Should The United States Base Our Buying Decisions
The Question Is Should United States Base Our Buying Or More Broadly
The question is, should United States base our buying or more broadly, trading decisions on any other consideration other than economics? Is there a bone of contention in this statement. Researchers wanted to explore self-esteem in adolescent boys and adolescent girls. They used a 5-point Likert-type self-esteem inventory; 1 = strongly disagree and 5 = strongly agree. What if their results yielded the following: t=1.71, d=.90. This assignment uses a grading rubric. Prepare this assignment according to the APA guidelines found in the APA Style Guide, located in the Student Success Center. An abstract is not required. Directions: In an essay of words, use the scenario presented in part 1a, above, to thoroughly answer the following questions: What statistical test did the researchers use to determine if there was a statistically significant difference in levels of self-esteem between the boys and the girls? What was the purpose of calculating a Cohen's d? When is a Cohen's d calculated? Interpret d=.90. What does it mean in this example? What if the researcher compared the adolescent boys before treatment and again after treating them for depression? What type of t-test would be most appropriate in this case, and why?
Paper For Above instruction
The scenario presented involves analyzing whether there are significant differences in self-esteem levels between adolescent boys and girls using statistical methods. Based on the data provided, the researchers most likely employed an independent samples t-test, which is appropriate when comparing the means of two separate groups—here, boys and girls—on a specific continuous variable, such as self-esteem. The t-test examines whether the observed difference in sample means is statistically significant or could have occurred by chance due to sampling variability.
The purpose of calculating Cohen’s d, a measure of effect size, is to quantify the magnitude of the difference between groups independently of the sample size. Unlike the p-value obtained from the t-test, which indicates whether an effect exists, Cohen’s d tells us how substantial that effect is. It provides context for understanding whether the difference is small, moderate, or large, facilitating meaningful interpretation beyond mere statistical significance (Cohen, 1988).
In this example, the reported Cohen’s d value of .90 indicates a large effect size, suggesting that there is a substantial difference in self-esteem levels between adolescent boys and girls. Typically, Cohen (1988) categorized d values of around 0.2 as small, 0.5 as medium, and 0.8 or above as large. Therefore, a d of .90 signifies that the difference in self-esteem scores between boys and girls is not only statistically significant (implied by the t-value) but also practically meaningful, reflecting a large disparity in self-esteem levels across genders.

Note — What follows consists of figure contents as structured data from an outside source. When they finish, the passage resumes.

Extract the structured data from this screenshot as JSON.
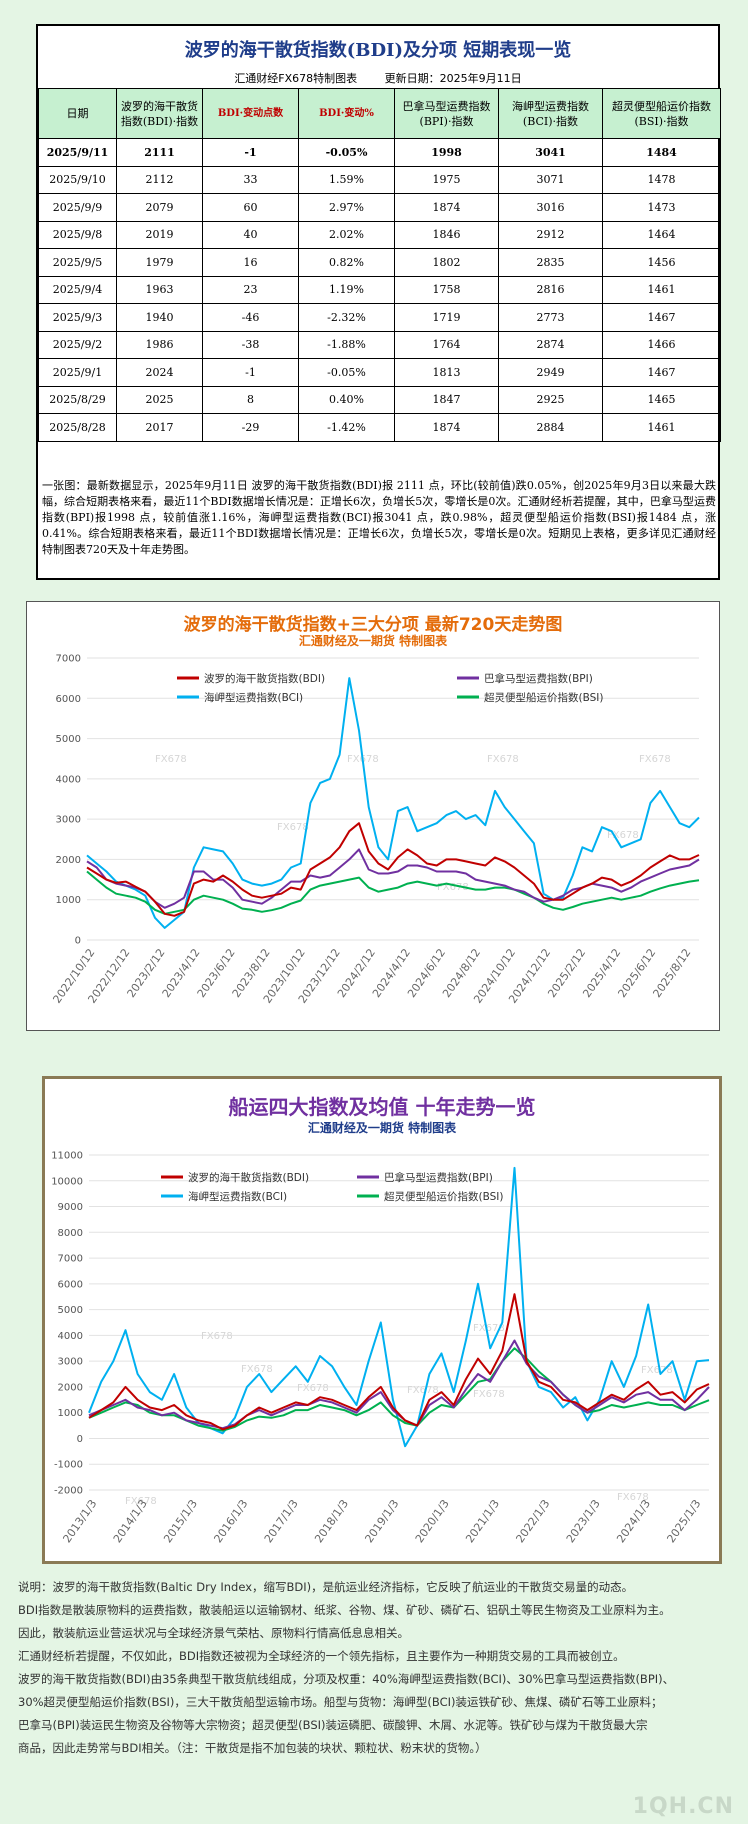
{
  "table_panel": {
    "title": "波罗的海干散货指数(BDI)及分项 短期表现一览",
    "subtitle_left": "汇通财经FX678特制图表",
    "subtitle_right": "更新日期：2025年9月11日",
    "headers": [
      "日期",
      "波罗的海干散货指数(BDI)·指数",
      "BDI·变动点数",
      "BDI·变动%",
      "巴拿马型运费指数(BPI)·指数",
      "海岬型运费指数(BCI)·指数",
      "超灵便型船运价指数(BSI)·指数"
    ],
    "rows": [
      [
        "2025/9/11",
        "2111",
        "-1",
        "-0.05%",
        "1998",
        "3041",
        "1484"
      ],
      [
        "2025/9/10",
        "2112",
        "33",
        "1.59%",
        "1975",
        "3071",
        "1478"
      ],
      [
        "2025/9/9",
        "2079",
        "60",
        "2.97%",
        "1874",
        "3016",
        "1473"
      ],
      [
        "2025/9/8",
        "2019",
        "40",
        "2.02%",
        "1846",
        "2912",
        "1464"
      ],
      [
        "2025/9/5",
        "1979",
        "16",
        "0.82%",
        "1802",
        "2835",
        "1456"
      ],
      [
        "2025/9/4",
        "1963",
        "23",
        "1.19%",
        "1758",
        "2816",
        "1461"
      ],
      [
        "2025/9/3",
        "1940",
        "-46",
        "-2.32%",
        "1719",
        "2773",
        "1467"
      ],
      [
        "2025/9/2",
        "1986",
        "-38",
        "-1.88%",
        "1764",
        "2874",
        "1466"
      ],
      [
        "2025/9/1",
        "2024",
        "-1",
        "-0.05%",
        "1813",
        "2949",
        "1467"
      ],
      [
        "2025/8/29",
        "2025",
        "8",
        "0.40%",
        "1847",
        "2925",
        "1465"
      ],
      [
        "2025/8/28",
        "2017",
        "-29",
        "-1.42%",
        "1874",
        "2884",
        "1461"
      ]
    ],
    "note": "一张图：最新数据显示，2025年9月11日 波罗的海干散货指数(BDI)报 2111 点，环比(较前值)跌0.05%，创2025年9月3日以来最大跌幅，综合短期表格来看，最近11个BDI数据增长情况是：正增长6次，负增长5次，零增长是0次。汇通财经析若提醒，其中，巴拿马型运费指数(BPI)报1998 点，较前值涨1.16%，海岬型运费指数(BCI)报3041 点，跌0.98%，超灵便型船运价指数(BSI)报1484 点，涨0.41%。综合短期表格来看，最近11个BDI数据增长情况是：正增长6次，负增长5次，零增长是0次。短期见上表格，更多详见汇通财经特制图表720天及十年走势图。"
  },
  "chart_data": [
    {
      "type": "line",
      "title": "波罗的海干散货指数+三大分项 最新720天走势图",
      "subtitle": "汇通财经及一期货 特制图表",
      "watermark": "FX678",
      "ylim": [
        0,
        7000
      ],
      "yticks": [
        0,
        1000,
        2000,
        3000,
        4000,
        5000,
        6000,
        7000
      ],
      "grid": true,
      "legend_position": "top",
      "x_tick_labels": [
        "2022/10/12",
        "2022/12/12",
        "2023/2/12",
        "2023/4/12",
        "2023/6/12",
        "2023/8/12",
        "2023/10/12",
        "2023/12/12",
        "2024/2/12",
        "2024/4/12",
        "2024/6/12",
        "2024/8/12",
        "2024/10/12",
        "2024/12/12",
        "2025/2/12",
        "2025/4/12",
        "2025/6/12",
        "2025/8/12"
      ],
      "colors": {
        "BDI": "#c00000",
        "BPI": "#7030a0",
        "BCI": "#00b0f0",
        "BSI": "#00b050"
      },
      "series": [
        {
          "name": "波罗的海干散货指数(BDI)",
          "key": "BDI",
          "values": [
            1800,
            1650,
            1500,
            1420,
            1450,
            1320,
            1200,
            950,
            650,
            600,
            700,
            1400,
            1500,
            1450,
            1600,
            1450,
            1250,
            1100,
            1050,
            1100,
            1150,
            1300,
            1250,
            1750,
            1900,
            2050,
            2300,
            2700,
            2900,
            2200,
            1900,
            1750,
            2050,
            2250,
            2100,
            1900,
            1850,
            2000,
            2000,
            1950,
            1900,
            1850,
            2050,
            1950,
            1800,
            1600,
            1400,
            1050,
            1000,
            1000,
            1150,
            1300,
            1400,
            1550,
            1500,
            1350,
            1450,
            1600,
            1800,
            1950,
            2100,
            2000,
            2000,
            2111
          ]
        },
        {
          "name": "巴拿马型运费指数(BPI)",
          "key": "BPI",
          "values": [
            1950,
            1800,
            1500,
            1400,
            1350,
            1300,
            1200,
            950,
            800,
            900,
            1050,
            1700,
            1700,
            1500,
            1500,
            1300,
            1000,
            950,
            900,
            1050,
            1250,
            1450,
            1450,
            1600,
            1550,
            1600,
            1800,
            2000,
            2250,
            1750,
            1650,
            1650,
            1700,
            1850,
            1850,
            1800,
            1700,
            1700,
            1700,
            1650,
            1500,
            1450,
            1400,
            1350,
            1250,
            1200,
            1050,
            950,
            1000,
            1100,
            1250,
            1300,
            1400,
            1350,
            1300,
            1200,
            1300,
            1450,
            1550,
            1650,
            1750,
            1800,
            1850,
            1998
          ]
        },
        {
          "name": "海岬型运费指数(BCI)",
          "key": "BCI",
          "values": [
            2100,
            1900,
            1700,
            1450,
            1350,
            1250,
            1100,
            550,
            300,
            500,
            700,
            1800,
            2300,
            2250,
            2200,
            1900,
            1500,
            1400,
            1350,
            1400,
            1500,
            1800,
            1900,
            3400,
            3900,
            4000,
            4600,
            6500,
            5200,
            3300,
            2300,
            2000,
            3200,
            3300,
            2700,
            2800,
            2900,
            3100,
            3200,
            3000,
            3100,
            2850,
            3700,
            3300,
            3000,
            2700,
            2400,
            1150,
            1000,
            1050,
            1600,
            2300,
            2200,
            2800,
            2700,
            2300,
            2400,
            2500,
            3400,
            3700,
            3300,
            2900,
            2800,
            3041
          ]
        },
        {
          "name": "超灵便型船运价指数(BSI)",
          "key": "BSI",
          "values": [
            1700,
            1500,
            1300,
            1150,
            1100,
            1050,
            950,
            750,
            650,
            700,
            750,
            1000,
            1100,
            1050,
            1000,
            900,
            780,
            750,
            700,
            740,
            800,
            900,
            980,
            1250,
            1350,
            1400,
            1450,
            1500,
            1550,
            1300,
            1200,
            1250,
            1300,
            1400,
            1450,
            1400,
            1350,
            1400,
            1350,
            1300,
            1250,
            1250,
            1300,
            1300,
            1250,
            1150,
            1050,
            900,
            800,
            750,
            820,
            900,
            950,
            1000,
            1050,
            1000,
            1050,
            1100,
            1200,
            1280,
            1350,
            1400,
            1450,
            1484
          ]
        }
      ]
    },
    {
      "type": "line",
      "title": "船运四大指数及均值 十年走势一览",
      "subtitle": "汇通财经及一期货 特制图表",
      "watermark": "FX678",
      "ylim": [
        -2000,
        11000
      ],
      "yticks": [
        -2000,
        -1000,
        0,
        1000,
        2000,
        3000,
        4000,
        5000,
        6000,
        7000,
        8000,
        9000,
        10000,
        11000
      ],
      "grid": true,
      "legend_position": "top",
      "x_tick_labels": [
        "2013/1/3",
        "2014/1/3",
        "2015/1/3",
        "2016/1/3",
        "2017/1/3",
        "2018/1/3",
        "2019/1/3",
        "2020/1/3",
        "2021/1/3",
        "2022/1/3",
        "2023/1/3",
        "2024/1/3",
        "2025/1/3"
      ],
      "colors": {
        "BDI": "#c00000",
        "BPI": "#7030a0",
        "BCI": "#00b0f0",
        "BSI": "#00b050"
      },
      "series": [
        {
          "name": "波罗的海干散货指数(BDI)",
          "key": "BDI",
          "values": [
            800,
            1100,
            1400,
            2000,
            1500,
            1200,
            1100,
            1300,
            900,
            700,
            600,
            350,
            500,
            900,
            1200,
            1000,
            1200,
            1400,
            1300,
            1600,
            1500,
            1300,
            1100,
            1600,
            2000,
            1200,
            700,
            500,
            1500,
            1800,
            1300,
            2300,
            3100,
            2500,
            3400,
            5600,
            3000,
            2200,
            2000,
            1500,
            1400,
            1100,
            1400,
            1700,
            1500,
            1900,
            2200,
            1700,
            1800,
            1400,
            1900,
            2111
          ]
        },
        {
          "name": "巴拿马型运费指数(BPI)",
          "key": "BPI",
          "values": [
            900,
            1100,
            1300,
            1500,
            1200,
            1100,
            900,
            1000,
            700,
            600,
            500,
            400,
            550,
            900,
            1100,
            900,
            1100,
            1300,
            1300,
            1500,
            1400,
            1200,
            1000,
            1500,
            1800,
            1100,
            700,
            500,
            1300,
            1600,
            1200,
            1900,
            2500,
            2200,
            3000,
            3800,
            2900,
            2400,
            2200,
            1700,
            1300,
            1000,
            1300,
            1600,
            1400,
            1700,
            1800,
            1500,
            1500,
            1100,
            1500,
            1998
          ]
        },
        {
          "name": "海岬型运费指数(BCI)",
          "key": "BCI",
          "values": [
            1000,
            2200,
            3000,
            4200,
            2500,
            1800,
            1500,
            2500,
            1200,
            600,
            400,
            200,
            800,
            2000,
            2500,
            1800,
            2300,
            2800,
            2200,
            3200,
            2800,
            2000,
            1300,
            3000,
            4500,
            1500,
            -300,
            500,
            2500,
            3300,
            1800,
            3800,
            6000,
            3500,
            4500,
            10500,
            3000,
            2000,
            1800,
            1200,
            1600,
            700,
            1500,
            3000,
            2000,
            3200,
            5200,
            2500,
            3000,
            1500,
            3000,
            3041
          ]
        },
        {
          "name": "超灵便型船运价指数(BSI)",
          "key": "BSI",
          "values": [
            800,
            1000,
            1200,
            1400,
            1300,
            1000,
            900,
            900,
            700,
            500,
            400,
            300,
            450,
            700,
            850,
            800,
            900,
            1100,
            1100,
            1300,
            1200,
            1100,
            900,
            1100,
            1400,
            900,
            600,
            500,
            1000,
            1300,
            1200,
            1700,
            2200,
            2300,
            3000,
            3500,
            3100,
            2600,
            2200,
            1700,
            1300,
            1000,
            1100,
            1300,
            1200,
            1300,
            1400,
            1300,
            1300,
            1100,
            1300,
            1484
          ]
        }
      ]
    }
  ],
  "description": [
    "说明：波罗的海干散货指数(Baltic Dry Index，缩写BDI)，是航运业经济指标，它反映了航运业的干散货交易量的动态。",
    "BDI指数是散装原物料的运费指数，散装船运以运输钢材、纸浆、谷物、煤、矿砂、磷矿石、铝矾土等民生物资及工业原料为主。",
    "因此，散装航运业营运状况与全球经济景气荣枯、原物料行情高低息息相关。",
    "汇通财经析若提醒，不仅如此，BDI指数还被视为全球经济的一个领先指标，且主要作为一种期货交易的工具而被创立。",
    "波罗的海干散货指数(BDI)由35条典型干散货航线组成，分项及权重：40%海岬型运费指数(BCI)、30%巴拿马型运费指数(BPI)、",
    "30%超灵便型船运价指数(BSI)，三大干散货船型运输市场。船型与货物：海岬型(BCI)装运铁矿砂、焦煤、磷矿石等工业原料；",
    "巴拿马(BPI)装运民生物资及谷物等大宗物资；超灵便型(BSI)装运磷肥、碳酸钾、木屑、水泥等。铁矿砂与煤为干散货最大宗",
    "商品，因此走势常与BDI相关。（注：干散货是指不加包装的块状、颗粒状、粉末状的货物。）"
  ],
  "site_watermark": "1QH.CN"
}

Furthermore, if the researcher wanted to compare self-esteem scores of adolescent boys before and after receiving treatment for depression, a paired samples t-test (also called a dependent t-test) would be most appropriate. This test compares means from the same group at two different time points, accounting for the fact that the measurements are related. It evaluates whether the treatment has had a statistically significant effect on self-esteem within the same individuals. The paired t-test is suitable here because the data are dependent; the same adolescents are measured before and after treatment, which introduces a natural pairing that must be considered in the analysis to prevent inflated type I error rates and to accurately assess within-subject changes (Field, 2013).
In sum, the statistical analysis involved an independent samples t-test to compare self-esteem between genders and a Cohen’s d to gauge the size of the difference. For within-subject pre-post treatment analysis, a paired samples t-test would be most appropriate, providing insight into the effectiveness of the intervention on adolescent boys’ self-esteem levels.
References
Cohen, J. (1988). Statistical power analysis for the behavioral sciences (2nd ed.). Routledge.
Field, A. (2013). Discovering statistics using IBM SPSS statistics (4th ed.). Sage Publications.
Motl, R. W., & McAuley, E. (2014). Effect sizes and their interpretation in physical activity research. Journal of Sport and Exercise Psychology, 36(2), 119-136.
Rosenthal, R., & DiMatteo, M. R. (2001). Meta-analysis: Recent developments in quantitative methods. Basic and Applied Social Psychology, 23(2), 165–193.
Tabachnick, B. G., & Fidell, L. S. (2013). Using multivariate statistics (6th ed.). Pearson Education.
Cummings, P. (2010). Methods for estimating effect size in meta-analysis. Epidemiology, 21(3), 328–334.
Gravetter, F. J., & Wallnau, L. B. (2016). Statistics for the behavioral sciences (10th ed.). Cengage Learning.
Kirk, R. E. (2013). Experimental design: Procedures for the behavioral sciences (4th ed.). Sage Publications.
Lakens, D. (2013). Calculating and reporting effect sizes to facilitate cumulative science: A practical primer for t-tests and ANOVAs. Frontiers in Psychology, 4, 863.
Schmidt, F. L., & Hunter, J. E. (2004). Meta-analysis of the relationship between job performance and training. Journal of Applied Psychology, 89(3), 392–404.